Some practical Wyner-Ziv coding methods have been proposed for video coding in the past. In existing turbo-code based Wyner-Ziv video coding schemes performed in pixel domain, the Wyner-Ziv frame is encoded with a turbo encoder. The delivered parity bits are decoded jointly with temporal side information generated from the previously reconstructed adjacent frames. The temporal side information is obtained by interpolating the adjacent frames. Wyner-Ziv coding has also been further applied to transform domain such as discrete cosine transform (DCT) or wavelet. In particular, some high frequency DCT coefficients as hash words can be transmitted to the decoder for the purpose of assisting motion estimation. When Wyner-Ziv coding is applied to transform domain such as DCT, the spatial redundancy is removed by the encoder at the expense of complexity. Some extra information extracted from the original frame, such as high frequency DCT coefficients, is transmitted to the decoder so that better prediction can be made and the quality of the side information be enhanced.
Besides the turbo-code based Distributed Video Coding (DVC) schemes, a DVC system based on syndrome coding has also been proposed. Within the coset specified by the received syndrome bits, the codeword is selected depending on the side information derived from the adjacent decoded frames.
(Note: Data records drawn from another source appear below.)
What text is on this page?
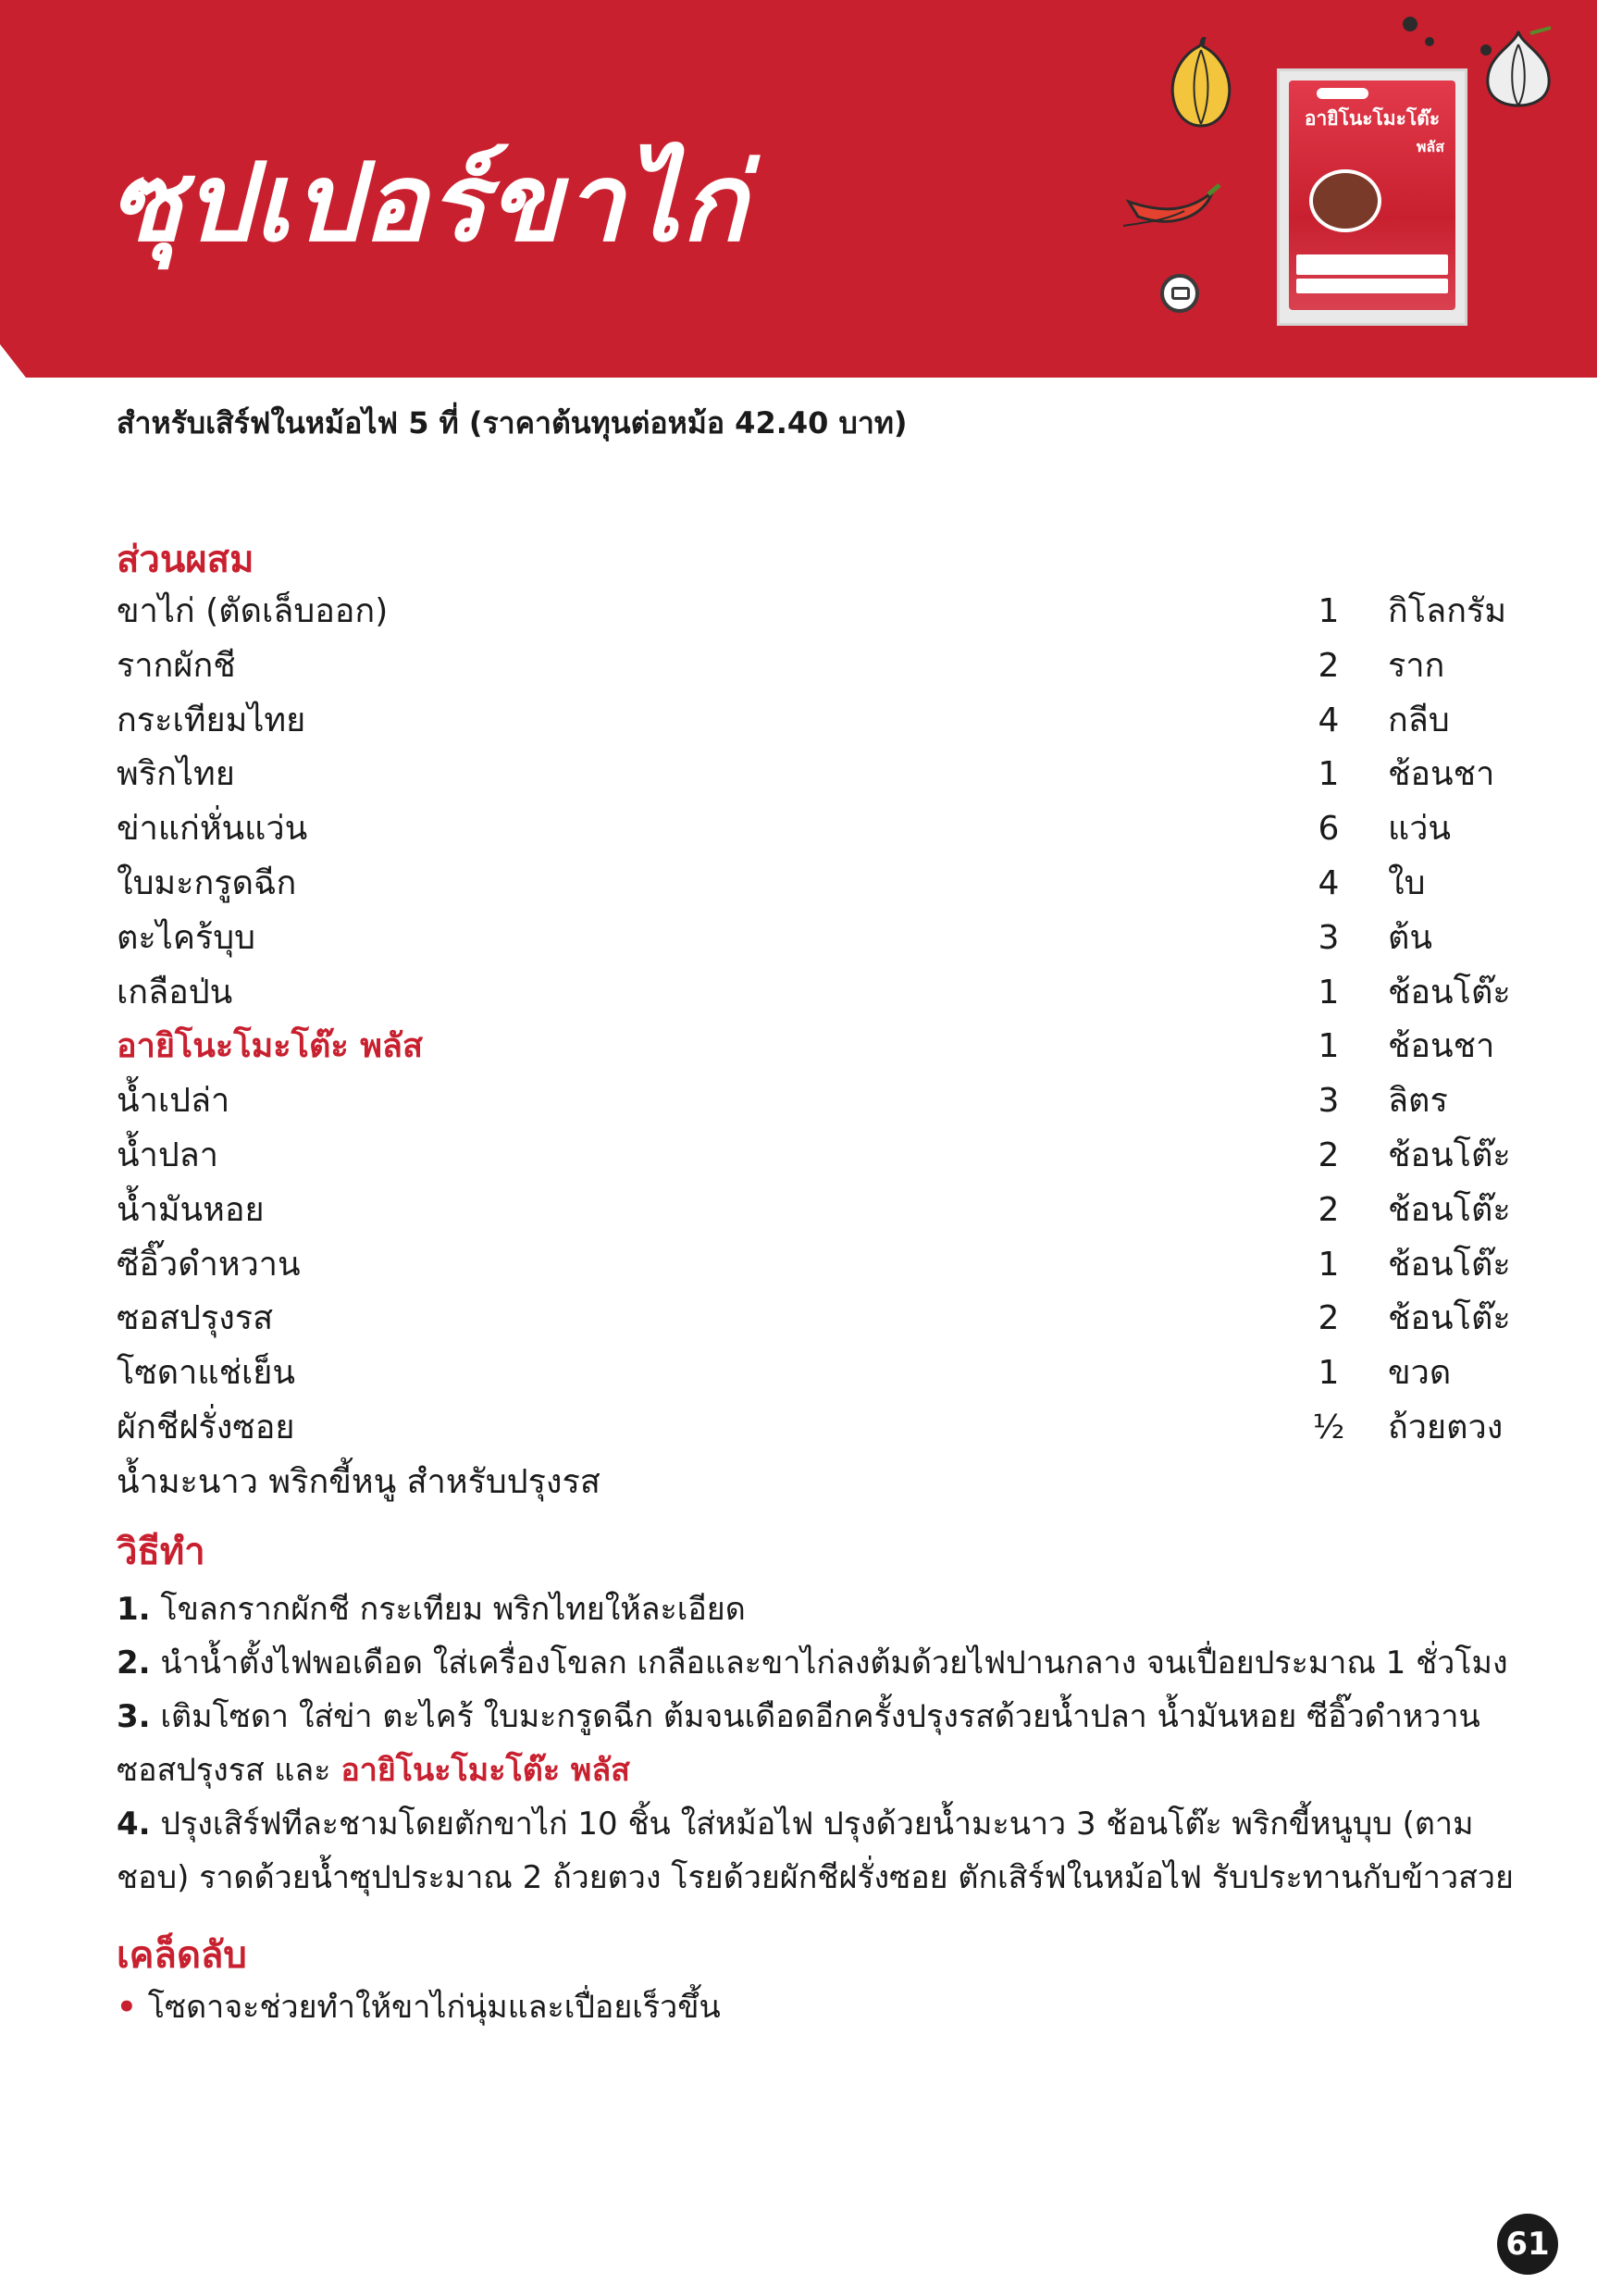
ซุปเปอร์ขาไก่
อายิโนะโมะโต๊ะ
พลัส

สำหรับเสิร์ฟในหม้อไฟ 5 ที่ (ราคาต้นทุนต่อหม้อ 42.40 บาท)

ส่วนผสม
ขาไก่ (ตัดเล็บออก)	1	กิโลกรัม
รากผักชี	2	ราก
กระเทียมไทย	4	กลีบ
พริกไทย	1	ช้อนชา
ข่าแก่หั่นแว่น	6	แว่น
ใบมะกรูดฉีก	4	ใบ
ตะไคร้บุบ	3	ต้น
เกลือป่น	1	ช้อนโต๊ะ
อายิโนะโมะโต๊ะ พลัส	1	ช้อนชา
น้ำเปล่า	3	ลิตร
น้ำปลา	2	ช้อนโต๊ะ
น้ำมันหอย	2	ช้อนโต๊ะ
ซีอิ๊วดำหวาน	1	ช้อนโต๊ะ
ซอสปรุงรส	2	ช้อนโต๊ะ
โซดาแช่เย็น	1	ขวด
ผักชีฝรั่งซอย	½	ถ้วยตวง
น้ำมะนาว พริกขี้หนู สำหรับปรุงรส
วิธีทำ

1. โขลกรากผักชี กระเทียม พริกไทยให้ละเอียด

2. นำน้ำตั้งไฟพอเดือด ใส่เครื่องโขลก เกลือและขาไก่ลงต้มด้วยไฟปานกลาง จนเปื่อยประมาณ 1 ชั่วโมง

3. เติมโซดา ใส่ข่า ตะไคร้ ใบมะกรูดฉีก ต้มจนเดือดอีกครั้งปรุงรสด้วยน้ำปลา น้ำมันหอย ซีอิ๊วดำหวาน ซอสปรุงรส และ อายิโนะโมะโต๊ะ พลัส

4. ปรุงเสิร์ฟทีละชามโดยตักขาไก่ 10 ชิ้น ใส่หม้อไฟ ปรุงด้วยน้ำมะนาว 3 ช้อนโต๊ะ พริกขี้หนูบุบ (ตามชอบ) ราดด้วยน้ำซุปประมาณ 2 ถ้วยตวง โรยด้วยผักชีฝรั่งซอย ตักเสิร์ฟในหม้อไฟ รับประทานกับข้าวสวย

เคล็ดลับ

• โซดาจะช่วยทำให้ขาไก่นุ่มและเปื่อยเร็วขึ้น

61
In the existing Wyner-Ziv coding schemes, only single side information is considered in the decoding process. Most efforts have been made to choose or generate more correlated side information. Furthermore, most of the existing schemes have been focused on removing the spatial redundancy by transforming at the encoder. Some existing approaches consider a frame as a two-dimensional stationary Markov random field and utilize the spatial correlation at the decoder. When it comes to dealing with the continuous-tone source, however, these approaches lead to too many states with the computation on a trellis to be used in practice.